Since then, the company has grown its Romanian operation considerably, contributing to the impressive growth of Constanta, the largest container port on the Black Sea.
As DP World marks the 20th anniversary of its initial investment, it has opened three major new sites in Romania, providing a significant boost to the country’s growing status as a key hub of European trade and enabling economic growth throughout the region.
Enhancing the movement of goods
DP World’s latest trio of investments in Romania totals €136m (US$148m), with the largest – worth €65m (US$70m) – coming at Constanta.
The port is now home to a five-hectare project cargo terminal for heavy, large and complex cargo, in addition to a roll-on, roll-off (RO-RO) terminal that will handle up to 80,000 vehicles per year at its peak.
Meanwhile, a further €50m is being invested in a new multi-transport platform in Constanta, due to open in 2025.

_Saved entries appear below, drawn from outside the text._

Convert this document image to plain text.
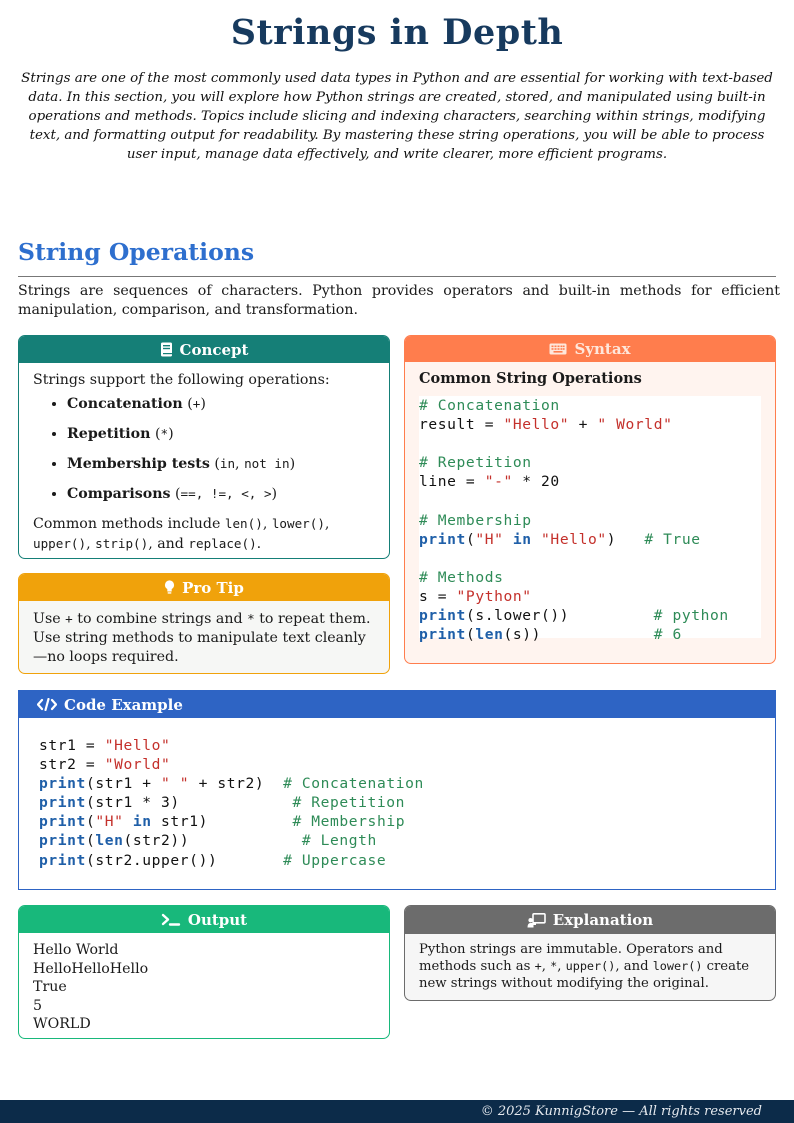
Strings in Depth
Strings are one of the most commonly used data types in Python and are essential for working with text-based data. In this section, you will explore how Python strings are created, stored, and manipulated using built-in operations and methods. Topics include slicing and indexing characters, searching within strings, modifying text, and formatting output for readability. By mastering these string operations, you will be able to process user input, manage data effectively, and write clearer, more efficient programs.
String Operations
Strings are sequences of characters. Python provides operators and built-in methods for efficient manipulation, comparison, and transformation.
Concept
Strings support the following operations:
• Concatenation (+)
• Repetition (*)
• Membership tests (in, not in)
• Comparisons (==, !=, <, >)
Common methods include len(), lower(), upper(), strip(), and replace().
Pro Tip
Use + to combine strings and * to repeat them. Use string methods to manipulate text cleanly—no loops required.
Syntax
Common String Operations
# Concatenation
result = "Hello" + " World"

# Repetition
line = "-" * 20

# Membership
print("H" in "Hello")   # True

# Methods
s = "Python"
print(s.lower())         # python
print(len(s))            # 6
Code Example
str1 = "Hello"
str2 = "World"
print(str1 + " " + str2)  # Concatenation
print(str1 * 3)            # Repetition
print("H" in str1)         # Membership
print(len(str2))            # Length
print(str2.upper())       # Uppercase
Output
Hello World
HelloHelloHello
True
5
WORLD
Explanation
Python strings are immutable. Operators and methods such as +, *, upper(), and lower() create new strings without modifying the original.
© 2025 KunnigStore — All rights reserved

DP World’s third new facility is in Aiud – the industrial heartland of Romania – which is now home to an eight-hectare intermodal logistics hub connecting rail and road following a €21m (US$23n) investment.

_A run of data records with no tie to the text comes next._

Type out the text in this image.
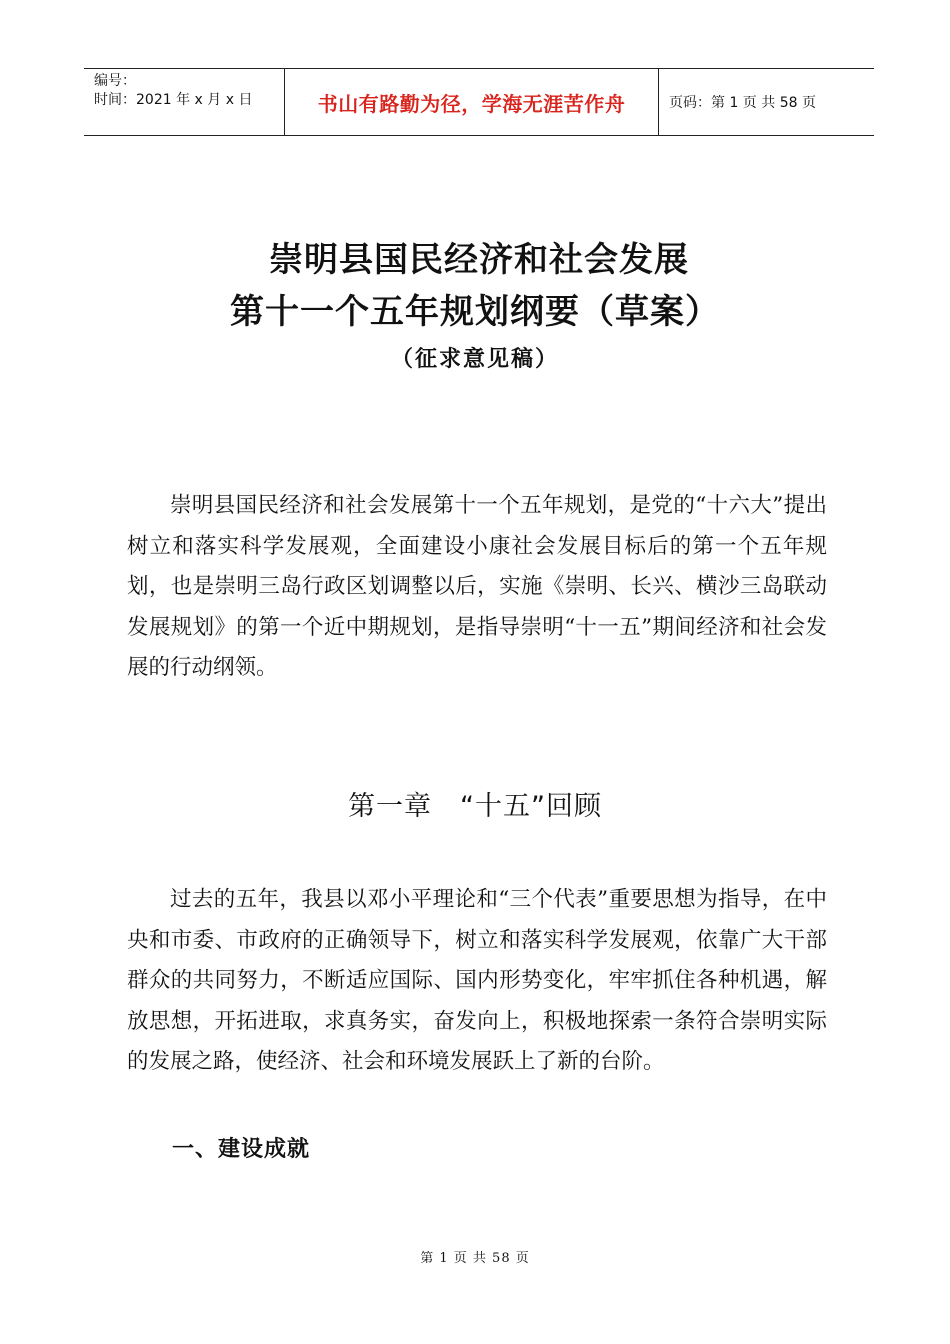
编号：
时间：2021 年 x 月 x 日	书山有路勤为径，学海无涯苦作舟	页码：第 1 页 共 58 页
崇明县国民经济和社会发展
第十一个五年规划纲要（草案）
（征求意见稿）

崇明县国民经济和社会发展第十一个五年规划，是党的“十六大”提出树立和落实科学发展观，全面建设小康社会发展目标后的第一个五年规划，也是崇明三岛行政区划调整以后，实施《崇明、长兴、横沙三岛联动发展规划》的第一个近中期规划，是指导崇明“十一五”期间经济和社会发展的行动纲领。

第一章　“十五”回顾

过去的五年，我县以邓小平理论和“三个代表”重要思想为指导，在中央和市委、市政府的正确领导下，树立和落实科学发展观，依靠广大干部群众的共同努力，不断适应国际、国内形势变化，牢牢抓住各种机遇，解放思想，开拓进取，求真务实，奋发向上，积极地探索一条符合崇明实际的发展之路，使经济、社会和环境发展跃上了新的台阶。

一、建设成就
第 1 页 共 58 页
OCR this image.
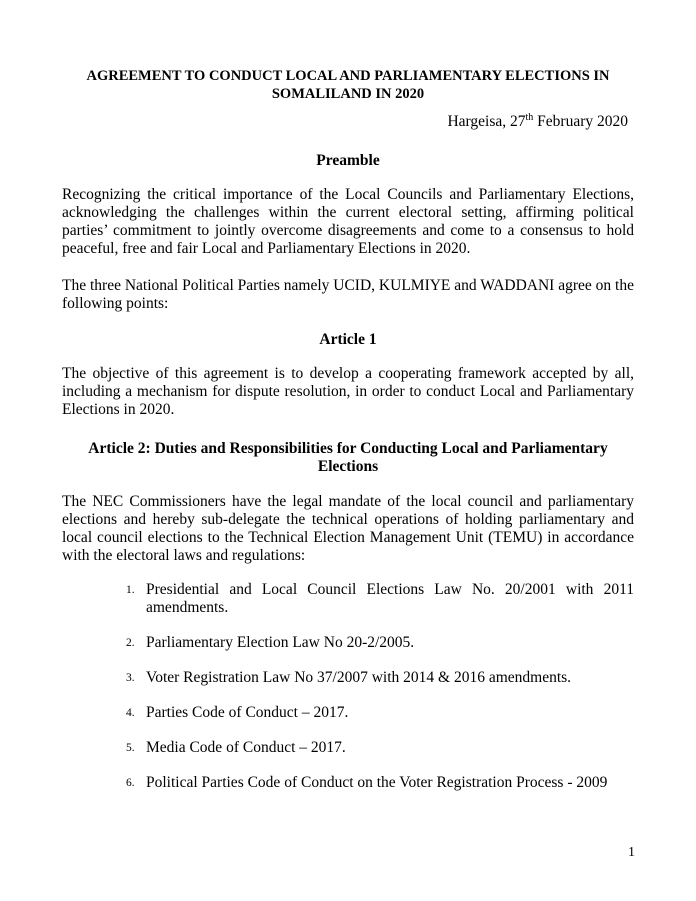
AGREEMENT TO CONDUCT LOCAL AND PARLIAMENTARY ELECTIONS IN SOMALILAND IN 2020

Hargeisa, 27th February 2020

Preamble

Recognizing the critical importance of the Local Councils and Parliamentary Elections, acknowledging the challenges within the current electoral setting, affirming political parties’ commitment to jointly overcome disagreements and come to a consensus to hold peaceful, free and fair Local and Parliamentary Elections in 2020.

The three National Political Parties namely UCID, KULMIYE and WADDANI agree on the following points:

Article 1

The objective of this agreement is to develop a cooperating framework accepted by all, including a mechanism for dispute resolution, in order to conduct Local and Parliamentary Elections in 2020.

Article 2: Duties and Responsibilities for Conducting Local and Parliamentary Elections

The NEC Commissioners have the legal mandate of the local council and parliamentary elections and hereby sub-delegate the technical operations of holding parliamentary and local council elections to the Technical Election Management Unit (TEMU) in accordance with the electoral laws and regulations:

1. Presidential and Local Council Elections Law No. 20/2001 with 2011 amendments.
2. Parliamentary Election Law No 20-2/2005.
3. Voter Registration Law No 37/2007 with 2014 & 2016 amendments.
4. Parties Code of Conduct – 2017.
5. Media Code of Conduct – 2017.
6. Political Parties Code of Conduct on the Voter Registration Process - 2009
1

These facilities are anticipated to improve connectivity between DP World’s existing sea, rail, barge and truck services across Romania, and will further enhance the movement of goods in this key region.

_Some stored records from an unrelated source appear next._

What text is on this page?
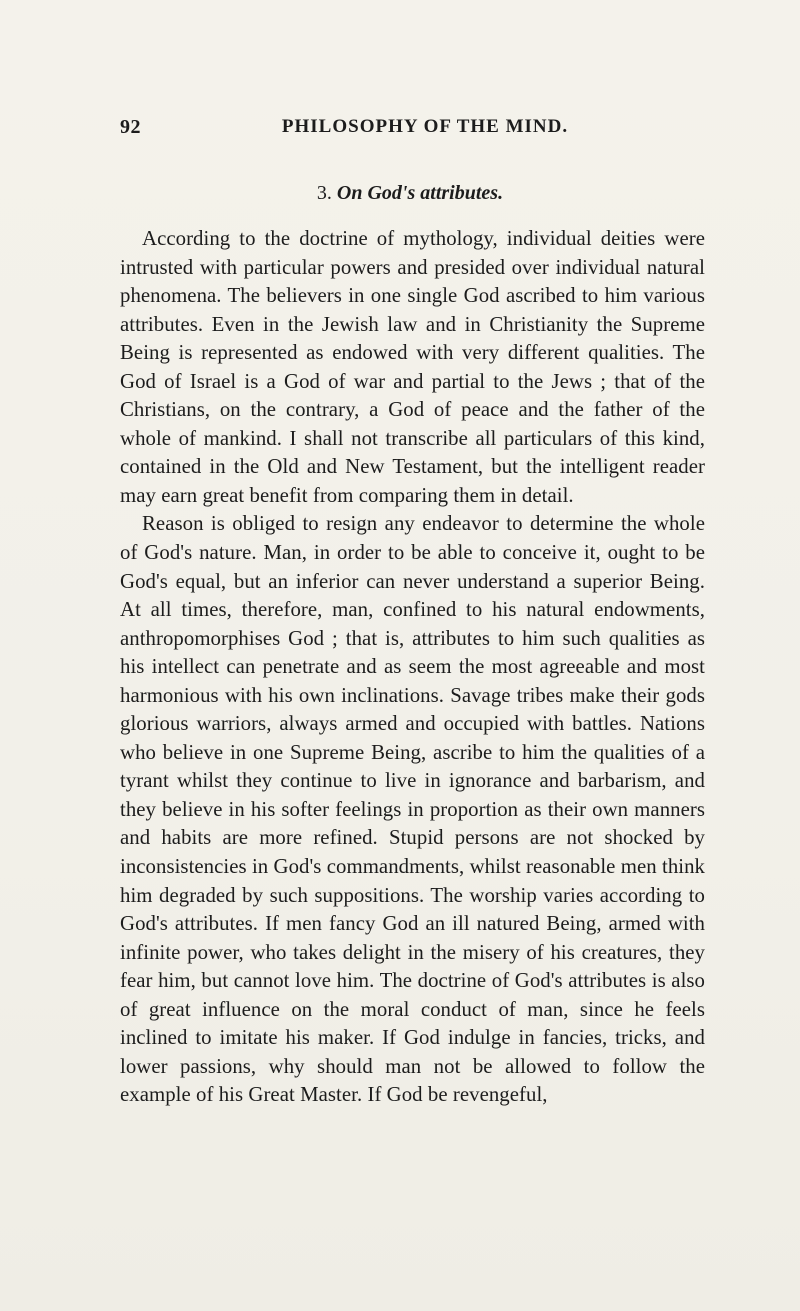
92	PHILOSOPHY OF THE MIND.
3. On God's attributes.

According to the doctrine of mythology, individual deities were intrusted with particular powers and presided over individual natural phenomena. The believers in one single God ascribed to him various attributes. Even in the Jewish law and in Christianity the Supreme Being is represented as endowed with very different qualities. The God of Israel is a God of war and partial to the Jews ; that of the Christians, on the contrary, a God of peace and the father of the whole of mankind. I shall not transcribe all particulars of this kind, contained in the Old and New Testament, but the intelligent reader may earn great benefit from comparing them in detail.

Reason is obliged to resign any endeavor to determine the whole of God's nature. Man, in order to be able to conceive it, ought to be God's equal, but an inferior can never understand a superior Being. At all times, therefore, man, confined to his natural endowments, anthropomorphises God ; that is, attributes to him such qualities as his intellect can penetrate and as seem the most agreeable and most harmonious with his own inclinations. Savage tribes make their gods glorious warriors, always armed and occupied with battles. Nations who believe in one Supreme Being, ascribe to him the qualities of a tyrant whilst they continue to live in ignorance and barbarism, and they believe in his softer feelings in proportion as their own manners and habits are more refined. Stupid persons are not shocked by inconsistencies in God's commandments, whilst reasonable men think him degraded by such suppositions. The worship varies according to God's attributes. If men fancy God an ill natured Being, armed with infinite power, who takes delight in the misery of his creatures, they fear him, but cannot love him. The doctrine of God's attributes is also of great influence on the moral conduct of man, since he feels inclined to imitate his maker. If God indulge in fancies, tricks, and lower passions, why should man not be allowed to follow the example of his Great Master. If God be revengeful,
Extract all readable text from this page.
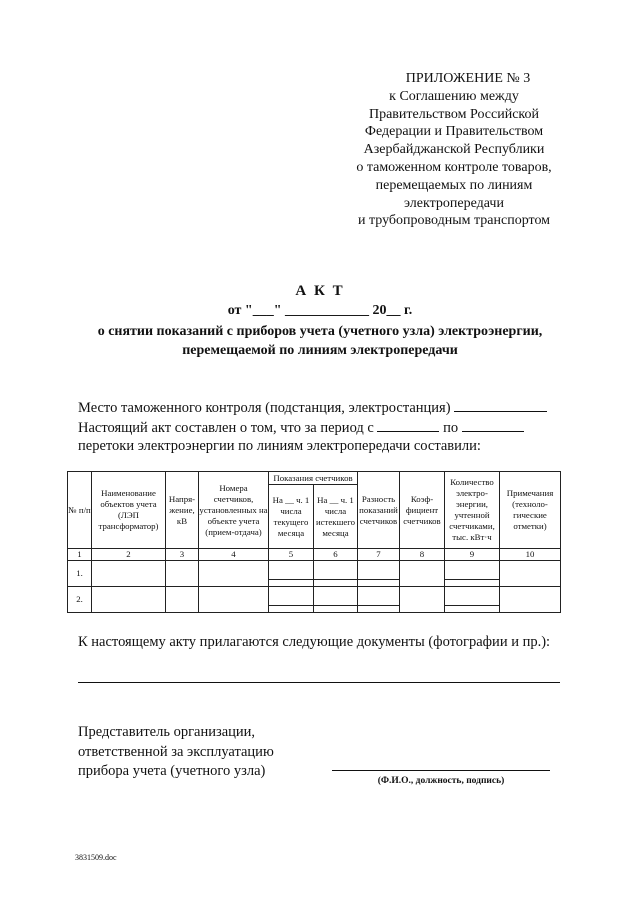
ПРИЛОЖЕНИЕ № 3
к Соглашению между
Правительством Российской
Федерации и Правительством
Азербайджанской Республики
о таможенном контроле товаров,
перемещаемых по линиям
электропередачи
и трубопроводным транспортом
А К Т
от "___" ____________ 20__ г.
о снятии показаний с приборов учета (учетного узла) электроэнергии,
перемещаемой по линиям электропередачи
Место таможенного контроля (подстанция, электростанция)
Настоящий акт составлен о том, что за период с	по
перетоки электроэнергии по линиям электропередачи составили:
№ п/п	Наименование объектов учета (ЛЭП трансформатор)	Напря-жение, кВ	Номера счетчиков, установленных на объекте учета (прием-отдача)	Показания счетчиков		Разность показаний счетчиков	Коэф-фициент счетчиков	Количество электро-энергии, учтенной счетчиками, тыс. кВт·ч	Примечания (техноло-гические отметки)
				На __ ч. 1 числа текущего месяца	На __ ч. 1 числа истекшего месяца				
1	2	3	4	5	6	7	8	9	10
1.				

2.				

К настоящему акту прилагаются следующие документы (фотографии и пр.):
Представитель организации,
ответственной за эксплуатацию
прибора учета (учетного узла)
(Ф.И.О., должность, подпись)
3831509.doc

“Romania is a dynamic economy and well positioned to benefit from the rise in nearshoring and manufacturing,” comments Rashid Abdulla, CEO and Managing Director at DP World Europe, who started his career as Manager for Constanta in 2004.
“DP World looks forward to building on our long-standing relationship with Romania and deploying our investments to support the country as it plays an increasingly important role in trade and economic growth in the region.”
DP World investment in Romania reaches €250m
Over the course of two decades, DP World has now invested more than €250m (US$271m) in Romania, including grants from the European Union.
The organisation anticipates that its latest investments will encourage and enable major businesses to relocate or expand manufacturing facilities in the region. This practice of nearshoring and reshoring has become increasingly prevalent in Europe in recent years amid a rise in geopolitical tension.
An example of this can be seen in automotive manufacturing, which has increased rapidly in the region and is expected to grow further. Automotive already makes up 13% of Romanian GDP, with Mercedes-Benz, Renault-owned Dacia and Ford all manufacturing in the country.
Automotive firms are also investing heavily in neighbouring Hungary and Poland and nearby Turkey, making robust supply chains and logistics infrastructure such as the RO-RO terminal increasingly essential not just for Romania, but for the surrounding region.
Cosmin Carstea, CEO DP World Romania: “DP World’s latest investments in Romania will increase cargo flows by around two million tonnes per annum through the country.
“We believe that, with this investment, DP World in Constanta will significantly strengthen its position as one of the most important container and RO-RO hubs in Central and Eastern Europe.
“To aid this, we also plan to open a centre of excellence for services in the Balkans to facilitate trade for the countries around Romania.”